Ma non frena ancora le vendite

Redazione ANSA PARIGI

La penuria mondiale di microchip elettronici ha impedito al gruppo automobilistico Stellantis di produrre 190.000 veicoli nel primo trimestre, ma non ha ancora frenato le vendite: è quanto annunciato dalla stessa Stellantis, nato dall'unione tra Fca e Psa. Il gruppo dai 14 marchi avvisa che la penuria di semiconduttori fabbricati principalmente in Asia e oggetto di una domanda mondiale eccezionale, continuerà e avrà un "impatto superiore" nel secondo trimestre, prima di un miglioramento nel secondo semestre. La crisi dovrebbe proseguire fino al 2022. Quarantaquattro stabilimenti del gruppo sono attualmente colpiti da questa penuria, ha riferito il direttore finanziario del gruppo, Richard Palmer. La visibilità, ha proseguito, è "molto limitata" e il gruppo gestisce la situazione "giorno per giorno", in funzione dello stock e della reddittività dei modelli, ha precisato Stellantis.
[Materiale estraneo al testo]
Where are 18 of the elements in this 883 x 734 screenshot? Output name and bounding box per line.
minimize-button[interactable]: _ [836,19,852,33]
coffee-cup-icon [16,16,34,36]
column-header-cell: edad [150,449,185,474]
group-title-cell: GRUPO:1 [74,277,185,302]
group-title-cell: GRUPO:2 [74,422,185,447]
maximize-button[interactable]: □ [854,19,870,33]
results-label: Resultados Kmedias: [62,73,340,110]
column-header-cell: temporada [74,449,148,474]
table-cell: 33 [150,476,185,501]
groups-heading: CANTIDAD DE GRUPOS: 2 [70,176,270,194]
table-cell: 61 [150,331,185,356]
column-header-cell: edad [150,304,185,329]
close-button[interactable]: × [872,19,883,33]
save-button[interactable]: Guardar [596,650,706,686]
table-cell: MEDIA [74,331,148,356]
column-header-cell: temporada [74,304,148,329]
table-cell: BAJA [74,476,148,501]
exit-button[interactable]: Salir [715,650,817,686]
Per ovviare a questa situazione, il gruppo ha inoltre deciso di sperimentare opzioni piu' "flessibili e standardizzate".
    Nata a gennaio, Stellantis conquista il primo posto in Europa in termini di veicoli venduti (+11% sul continente), ponendosi anche davanti a Volkswagen, quando si includono veicoli particolari e utilitari, con le ottime vendite delle nuove Peugeot 208 e 2008, Citroën C4 e Opel Mokka. Maserati, il cui fatturato è stato presentato a parte, vede le sue vendite esplodere al livello mondiale (+74%) con il rinnovamento della sua gamma, in particolare, in Cina.